The government is in negotiation with the Kenya Revenue Authority (KRA) and the National Treasury to introduce incentives for purchasing fuel-efficient cars and cut down carbon emissions. This was announced as one of the recommendations of a study by United Nations Environment Programme (UNEP) and University of Nairobi unveiled by Energy Regulatory Commission (ERC).


This has been attributed to low levels of public awareness on environmental degradation in addition to inadequate incentives that would encourage people buying motor vehicles to opt for fuel efficiency.On the other hand, the country is already enjoying the positive effects of new fuel standards introduced by the East African Community.

“The Harmonized Fuel Standards specified that diesel have a maximum sulphur content of 50 parts per million (ppm), while petrol should have an octane rating of 93,” said Engineer Joseph Njoroge, Principal Secretary at the Ministry of Energy and Petroleum.

“With these standards, the quality of fuel sold in Kenya matches that sold in developed countries,” remarked Eng. Njoroge.
The Principal Secretary was speaking during the launch of a study report on the Global Fuel Economy Initiative (GFEI) in Kenya. GFEI is a partnership of five organizations actively involved in improving the fuel economy of vehicles with expected positive impacts on human health and climate change.

The five GFEI organizations are: United Nations Environment Programme (UNEP), the European Union (EU), the Global Environment Facility (GEF), International Energy Agency (IEA), the International Transport Forum (ITF), and FIA Foundation.
In Kenya, UNEP collaborated with the Energy Regulatory Commission (ERC) to undertake the GFEI study project. In turn, ERC commissioned the University of Nairobi to carry out the study. National vehicle inventory data was analyzed to obtain the current fuel consumption and carbon dioxide emission levels. Subsequently, there was a survey on existing regulations in the transport sector, determination of health implications and Cost Benefit Analysis.

Recommendations from the GFEI study
a) Vehicle Inspection
The Motor Vehicle Inspection Unit should develop capacity to:
•    Conduct regular inspection for vehicle safety, roadworthiness and exhaust emissions for all vehicles.
•    Increase capacity of the unit or license credible garages to provide the inspection services to all vehicles and motorcycles.

b) Taxes
The National Treasury should establish mechanisms to:
•    Develop fuel tax options / tax rebate systems in relation to CO2 emissions and fuel efficiency levels.
•    Reduce per capita annual kilometres travelled through travel demand management strategies.

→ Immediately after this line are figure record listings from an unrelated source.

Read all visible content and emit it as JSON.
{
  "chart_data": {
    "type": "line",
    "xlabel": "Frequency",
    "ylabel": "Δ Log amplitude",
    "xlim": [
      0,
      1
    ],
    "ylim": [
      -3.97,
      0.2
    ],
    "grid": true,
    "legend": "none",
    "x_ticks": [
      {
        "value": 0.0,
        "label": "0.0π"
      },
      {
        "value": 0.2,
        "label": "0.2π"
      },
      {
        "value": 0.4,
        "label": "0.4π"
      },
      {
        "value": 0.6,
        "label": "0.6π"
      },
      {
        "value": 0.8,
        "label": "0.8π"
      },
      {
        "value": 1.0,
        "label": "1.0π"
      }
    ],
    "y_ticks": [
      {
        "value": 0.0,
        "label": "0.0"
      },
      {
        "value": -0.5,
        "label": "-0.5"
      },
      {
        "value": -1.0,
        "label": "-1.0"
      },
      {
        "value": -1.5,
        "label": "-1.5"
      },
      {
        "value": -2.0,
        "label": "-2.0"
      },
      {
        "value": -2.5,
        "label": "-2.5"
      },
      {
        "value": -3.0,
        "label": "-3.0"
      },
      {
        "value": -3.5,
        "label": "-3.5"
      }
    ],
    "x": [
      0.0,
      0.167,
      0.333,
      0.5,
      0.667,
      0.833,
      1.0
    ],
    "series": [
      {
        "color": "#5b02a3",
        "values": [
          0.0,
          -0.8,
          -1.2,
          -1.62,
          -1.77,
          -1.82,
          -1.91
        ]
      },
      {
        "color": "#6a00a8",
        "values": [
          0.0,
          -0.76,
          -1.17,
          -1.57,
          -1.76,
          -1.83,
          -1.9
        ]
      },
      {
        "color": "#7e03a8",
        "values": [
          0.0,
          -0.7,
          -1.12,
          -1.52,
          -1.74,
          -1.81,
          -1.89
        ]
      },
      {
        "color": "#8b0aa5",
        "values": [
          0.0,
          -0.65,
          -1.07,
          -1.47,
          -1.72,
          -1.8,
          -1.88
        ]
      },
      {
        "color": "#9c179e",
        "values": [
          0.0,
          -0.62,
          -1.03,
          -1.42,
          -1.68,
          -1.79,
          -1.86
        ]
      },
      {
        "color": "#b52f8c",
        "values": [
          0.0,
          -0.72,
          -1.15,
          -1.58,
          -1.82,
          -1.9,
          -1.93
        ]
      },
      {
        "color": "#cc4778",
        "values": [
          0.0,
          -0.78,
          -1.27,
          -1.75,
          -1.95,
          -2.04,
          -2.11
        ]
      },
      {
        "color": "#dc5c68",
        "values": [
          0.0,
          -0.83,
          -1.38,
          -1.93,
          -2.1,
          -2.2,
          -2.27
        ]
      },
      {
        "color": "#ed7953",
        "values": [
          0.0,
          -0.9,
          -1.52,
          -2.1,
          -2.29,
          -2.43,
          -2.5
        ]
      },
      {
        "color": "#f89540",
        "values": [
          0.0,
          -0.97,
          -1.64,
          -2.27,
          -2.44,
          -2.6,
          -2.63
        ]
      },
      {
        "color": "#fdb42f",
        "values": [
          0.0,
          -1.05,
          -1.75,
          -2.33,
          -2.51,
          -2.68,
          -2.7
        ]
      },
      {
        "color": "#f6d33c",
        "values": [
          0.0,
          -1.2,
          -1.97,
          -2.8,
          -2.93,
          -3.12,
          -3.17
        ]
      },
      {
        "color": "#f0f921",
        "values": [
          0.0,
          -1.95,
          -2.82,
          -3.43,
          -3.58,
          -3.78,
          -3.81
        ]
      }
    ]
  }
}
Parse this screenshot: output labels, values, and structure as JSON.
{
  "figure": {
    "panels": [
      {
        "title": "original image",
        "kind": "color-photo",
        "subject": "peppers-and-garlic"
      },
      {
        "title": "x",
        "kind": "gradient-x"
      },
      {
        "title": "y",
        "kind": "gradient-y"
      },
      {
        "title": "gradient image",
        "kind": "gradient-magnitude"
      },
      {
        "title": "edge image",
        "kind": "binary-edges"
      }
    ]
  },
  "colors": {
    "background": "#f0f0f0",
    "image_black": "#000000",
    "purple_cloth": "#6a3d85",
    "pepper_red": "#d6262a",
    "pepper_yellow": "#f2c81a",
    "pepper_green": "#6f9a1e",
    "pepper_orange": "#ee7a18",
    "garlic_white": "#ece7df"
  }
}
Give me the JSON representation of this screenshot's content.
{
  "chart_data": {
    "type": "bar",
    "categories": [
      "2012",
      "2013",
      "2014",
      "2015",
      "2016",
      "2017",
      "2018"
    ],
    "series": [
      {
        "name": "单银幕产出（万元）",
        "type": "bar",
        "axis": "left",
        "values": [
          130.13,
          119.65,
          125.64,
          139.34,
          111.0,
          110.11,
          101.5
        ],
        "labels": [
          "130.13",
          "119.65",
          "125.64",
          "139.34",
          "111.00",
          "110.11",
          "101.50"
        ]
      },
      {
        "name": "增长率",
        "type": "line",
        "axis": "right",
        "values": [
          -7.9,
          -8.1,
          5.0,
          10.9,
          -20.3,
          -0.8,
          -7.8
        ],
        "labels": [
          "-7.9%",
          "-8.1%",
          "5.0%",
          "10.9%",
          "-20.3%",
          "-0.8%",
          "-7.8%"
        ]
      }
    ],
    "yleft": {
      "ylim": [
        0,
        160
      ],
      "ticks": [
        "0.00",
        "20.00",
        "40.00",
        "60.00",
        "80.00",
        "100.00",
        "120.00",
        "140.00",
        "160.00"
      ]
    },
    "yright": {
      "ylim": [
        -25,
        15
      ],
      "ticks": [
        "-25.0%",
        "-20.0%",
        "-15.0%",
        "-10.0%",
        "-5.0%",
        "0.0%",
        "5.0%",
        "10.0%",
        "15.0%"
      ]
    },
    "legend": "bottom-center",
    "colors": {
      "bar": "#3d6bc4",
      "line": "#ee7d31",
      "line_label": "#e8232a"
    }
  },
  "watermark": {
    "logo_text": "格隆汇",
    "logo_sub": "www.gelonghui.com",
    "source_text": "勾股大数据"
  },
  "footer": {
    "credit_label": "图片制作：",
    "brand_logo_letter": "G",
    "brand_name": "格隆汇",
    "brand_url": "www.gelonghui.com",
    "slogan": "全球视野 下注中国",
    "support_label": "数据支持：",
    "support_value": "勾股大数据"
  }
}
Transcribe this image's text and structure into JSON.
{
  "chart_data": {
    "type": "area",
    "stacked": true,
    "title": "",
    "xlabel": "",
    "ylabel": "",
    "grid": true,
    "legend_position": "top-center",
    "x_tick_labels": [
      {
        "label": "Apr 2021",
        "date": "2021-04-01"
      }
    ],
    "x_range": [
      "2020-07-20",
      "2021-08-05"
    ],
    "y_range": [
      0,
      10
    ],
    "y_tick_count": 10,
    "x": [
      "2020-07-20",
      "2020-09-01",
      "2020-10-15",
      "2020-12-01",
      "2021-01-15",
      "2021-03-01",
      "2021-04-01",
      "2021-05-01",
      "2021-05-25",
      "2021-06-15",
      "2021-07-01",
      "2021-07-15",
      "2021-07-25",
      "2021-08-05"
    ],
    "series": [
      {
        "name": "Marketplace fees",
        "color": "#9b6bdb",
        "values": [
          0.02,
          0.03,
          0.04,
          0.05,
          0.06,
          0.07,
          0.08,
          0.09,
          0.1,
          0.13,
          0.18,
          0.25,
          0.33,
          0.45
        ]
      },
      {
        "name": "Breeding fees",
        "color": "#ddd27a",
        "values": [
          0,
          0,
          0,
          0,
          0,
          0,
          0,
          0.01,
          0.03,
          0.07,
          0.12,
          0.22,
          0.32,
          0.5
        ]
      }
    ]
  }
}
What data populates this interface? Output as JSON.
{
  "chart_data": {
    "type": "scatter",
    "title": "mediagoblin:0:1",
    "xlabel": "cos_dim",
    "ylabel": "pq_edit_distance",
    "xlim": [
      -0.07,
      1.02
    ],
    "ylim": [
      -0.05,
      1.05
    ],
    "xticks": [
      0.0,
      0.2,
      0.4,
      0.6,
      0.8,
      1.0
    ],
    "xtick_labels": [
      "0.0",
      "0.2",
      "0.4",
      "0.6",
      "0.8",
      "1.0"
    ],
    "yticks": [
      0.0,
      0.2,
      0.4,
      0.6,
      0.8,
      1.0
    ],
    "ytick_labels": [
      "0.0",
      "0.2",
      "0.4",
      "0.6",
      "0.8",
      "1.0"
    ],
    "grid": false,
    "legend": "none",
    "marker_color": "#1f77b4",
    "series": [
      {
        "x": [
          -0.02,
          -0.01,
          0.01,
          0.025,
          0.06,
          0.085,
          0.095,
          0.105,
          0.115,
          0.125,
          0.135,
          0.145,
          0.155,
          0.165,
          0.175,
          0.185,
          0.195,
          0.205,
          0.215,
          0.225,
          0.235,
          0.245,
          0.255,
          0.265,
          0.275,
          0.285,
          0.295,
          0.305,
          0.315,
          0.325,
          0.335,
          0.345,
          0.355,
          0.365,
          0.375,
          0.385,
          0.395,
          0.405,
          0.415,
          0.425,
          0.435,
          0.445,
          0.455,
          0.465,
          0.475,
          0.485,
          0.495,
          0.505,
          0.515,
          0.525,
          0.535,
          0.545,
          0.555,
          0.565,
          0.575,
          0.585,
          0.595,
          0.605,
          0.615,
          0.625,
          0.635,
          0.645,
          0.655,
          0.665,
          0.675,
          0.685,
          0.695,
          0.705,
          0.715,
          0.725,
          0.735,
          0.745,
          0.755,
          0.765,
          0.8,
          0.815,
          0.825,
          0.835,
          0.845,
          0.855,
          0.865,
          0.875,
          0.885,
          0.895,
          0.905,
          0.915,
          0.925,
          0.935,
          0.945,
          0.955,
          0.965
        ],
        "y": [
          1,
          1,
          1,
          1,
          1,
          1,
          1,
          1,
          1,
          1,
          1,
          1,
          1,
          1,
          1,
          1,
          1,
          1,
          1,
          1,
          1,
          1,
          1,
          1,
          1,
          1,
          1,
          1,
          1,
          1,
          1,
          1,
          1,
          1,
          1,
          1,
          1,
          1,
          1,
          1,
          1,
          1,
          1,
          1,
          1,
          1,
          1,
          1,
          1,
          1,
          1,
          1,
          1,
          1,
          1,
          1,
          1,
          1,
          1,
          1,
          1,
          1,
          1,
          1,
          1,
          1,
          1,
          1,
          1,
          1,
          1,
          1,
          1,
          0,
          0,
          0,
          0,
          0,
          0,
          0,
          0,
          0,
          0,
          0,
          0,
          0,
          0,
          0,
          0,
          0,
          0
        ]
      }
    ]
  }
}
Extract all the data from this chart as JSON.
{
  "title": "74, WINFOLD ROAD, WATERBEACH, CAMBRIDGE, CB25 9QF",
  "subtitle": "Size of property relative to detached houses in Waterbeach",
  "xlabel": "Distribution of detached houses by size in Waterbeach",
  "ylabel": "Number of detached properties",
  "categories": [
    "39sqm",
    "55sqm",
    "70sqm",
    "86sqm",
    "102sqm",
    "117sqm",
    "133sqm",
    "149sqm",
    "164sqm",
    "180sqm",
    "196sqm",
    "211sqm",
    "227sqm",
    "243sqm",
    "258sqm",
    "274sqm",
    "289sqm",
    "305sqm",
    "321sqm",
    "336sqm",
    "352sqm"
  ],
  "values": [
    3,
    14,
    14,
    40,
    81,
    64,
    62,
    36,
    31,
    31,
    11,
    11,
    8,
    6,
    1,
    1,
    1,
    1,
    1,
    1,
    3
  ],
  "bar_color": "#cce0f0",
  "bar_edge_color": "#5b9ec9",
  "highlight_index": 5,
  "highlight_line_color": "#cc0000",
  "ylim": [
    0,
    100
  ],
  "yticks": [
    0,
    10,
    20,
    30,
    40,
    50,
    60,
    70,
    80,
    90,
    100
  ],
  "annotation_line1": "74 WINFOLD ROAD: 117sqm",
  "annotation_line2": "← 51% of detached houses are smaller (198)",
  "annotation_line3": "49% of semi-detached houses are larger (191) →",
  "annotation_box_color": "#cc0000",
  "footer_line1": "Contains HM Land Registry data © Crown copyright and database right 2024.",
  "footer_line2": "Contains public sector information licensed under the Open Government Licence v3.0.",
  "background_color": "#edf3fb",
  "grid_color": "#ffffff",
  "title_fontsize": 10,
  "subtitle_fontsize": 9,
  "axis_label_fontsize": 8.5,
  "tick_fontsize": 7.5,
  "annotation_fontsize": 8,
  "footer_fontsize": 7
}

c) Infrastructure and transport planning
The Ministry of Transport and Infrastructure should establish a framework for provision of mass transit (Bus/Train) to enhance a shift from private car dominance and provide for Non-Motorized Transport modes i.e. bicycles lanes, special lanes for cart-pooling and pedestrian lanes.

d) Health surveillance
Ministries of Health and Environment should establish frameworks to:
•    Conduct continuous surveillance of total suspended particulate (TSP) matter and elemental concentrations.
•    Conduct periodic estimation of economic burden of vehicle emission related illnesses in order to plan and implement control and prevention policies and programs.

e) Vehicle and fuel Standards
National Transport and Safety Authority should establish a framework to:
•    Phase out motorcycles with two stroke engines on account of high pollution and fuel consumption levels.
•    Implement all relevant existing standards.